Gov. Jennifer Granholm has proclaimed Saturday as 2006 U.S. National Ski Hall of Fame Day throughout the state of Michigan to honor the organization "and the contributions its inductees have made to the winter sport community in Michigan and the United States."
Four new members will be added to the hall as the Class of 2005.
The formal induction ceremony will be at 6 p.m. Friday at Marquette's UpFront and Company with the traditional Kiwanis breakfast at 9 a.m. Saturday at C.L. Phelps Middle School in Ishpeming. An open house for the public will conclude the weekend celebration at 2 p.m. Saturday with a Placement Ceremony at the hall in which the inductees will hang photos of themselves in the Honors Court.
Here is the Class of 2005:
David "Darcy" Brown, president of Aspen Ski Corporation for 20 years and one of the founders of the National Ski Areas Association. Brown, 93, was one of the chief investors in Aspen's first chairlift in 1946.
He became the president and general manager of the company in 1957. But his pioneering spirit, work ethic and banking brilliance would transform the struggling resort into a star of the ski industry.
When Brown started as Aspen president he supervised a staff of 25, and when he left 22 years later it had grown to 1,200. During his tenure, the company expanded Aspen in Colorado to include Buttermilk, Snowmass and Breckenridge. In Canada, the company also acquired Mount Tremblant in Quebec and an interest in Whistler Blackcomb, British Columbia. Volume also quadrupled from 259,000 skier visits during the winter of 1964-65 to 1.23 million in 1978-79, when the company was sold to Twentieth Century-Fox and Brown retired.
Walter Foeger, developer of Vermont's Jay Peak Resort and the "Natur Teknik" ski instruction system. Foeger was born in Austria in 1917. He got his first pair of skis when he was 10 and by the time he was 13 he won the Tyrolean Youth Ski Championships, a title he defended for three years in a row. In 1936 he won the junior combined as well as the downhill in the Kitzbuhel Hahnenkamm and in 1937 was picked for the Austrian National Team.

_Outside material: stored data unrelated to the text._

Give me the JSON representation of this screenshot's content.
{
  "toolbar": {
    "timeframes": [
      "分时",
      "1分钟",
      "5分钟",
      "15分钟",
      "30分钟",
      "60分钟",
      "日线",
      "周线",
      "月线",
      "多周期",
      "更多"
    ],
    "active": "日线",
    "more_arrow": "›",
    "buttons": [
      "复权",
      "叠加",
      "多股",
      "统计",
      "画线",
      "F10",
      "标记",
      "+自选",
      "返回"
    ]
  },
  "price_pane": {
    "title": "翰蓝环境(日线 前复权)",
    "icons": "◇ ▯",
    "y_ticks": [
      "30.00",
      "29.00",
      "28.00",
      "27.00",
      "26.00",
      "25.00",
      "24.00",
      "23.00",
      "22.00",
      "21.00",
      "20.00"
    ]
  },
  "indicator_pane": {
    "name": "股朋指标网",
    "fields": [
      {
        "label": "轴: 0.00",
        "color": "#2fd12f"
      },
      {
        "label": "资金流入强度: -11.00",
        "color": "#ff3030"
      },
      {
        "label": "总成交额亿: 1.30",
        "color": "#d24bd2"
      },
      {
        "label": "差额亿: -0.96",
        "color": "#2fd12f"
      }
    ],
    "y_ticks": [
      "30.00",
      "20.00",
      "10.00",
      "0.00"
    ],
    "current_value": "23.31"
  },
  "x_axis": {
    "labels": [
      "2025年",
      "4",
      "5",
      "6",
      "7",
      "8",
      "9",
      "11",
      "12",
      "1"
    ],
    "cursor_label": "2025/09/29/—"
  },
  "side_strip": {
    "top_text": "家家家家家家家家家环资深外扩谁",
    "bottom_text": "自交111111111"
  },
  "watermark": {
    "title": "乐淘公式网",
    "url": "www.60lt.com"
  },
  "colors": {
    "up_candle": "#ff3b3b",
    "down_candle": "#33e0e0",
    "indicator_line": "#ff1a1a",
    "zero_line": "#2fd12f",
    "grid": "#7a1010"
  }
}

War interrupted Foeger's ski racing career, but in 1945 he was back on the slopes and co-founded the Austrian Ski Association serving as director. The next year he was chosen to coach the Spanish National Team and he guided them to the 1952 Olympics.
In 1956, he was hired by the Jay Peak Resort in Vermont and through his programming and books - including"Learn to Ski in a Week"- he made the resort an attraction for skiers from all around the world. By the end of the 1970s, Foeger's ski schools had introduced about 150,000 skiers to the sport.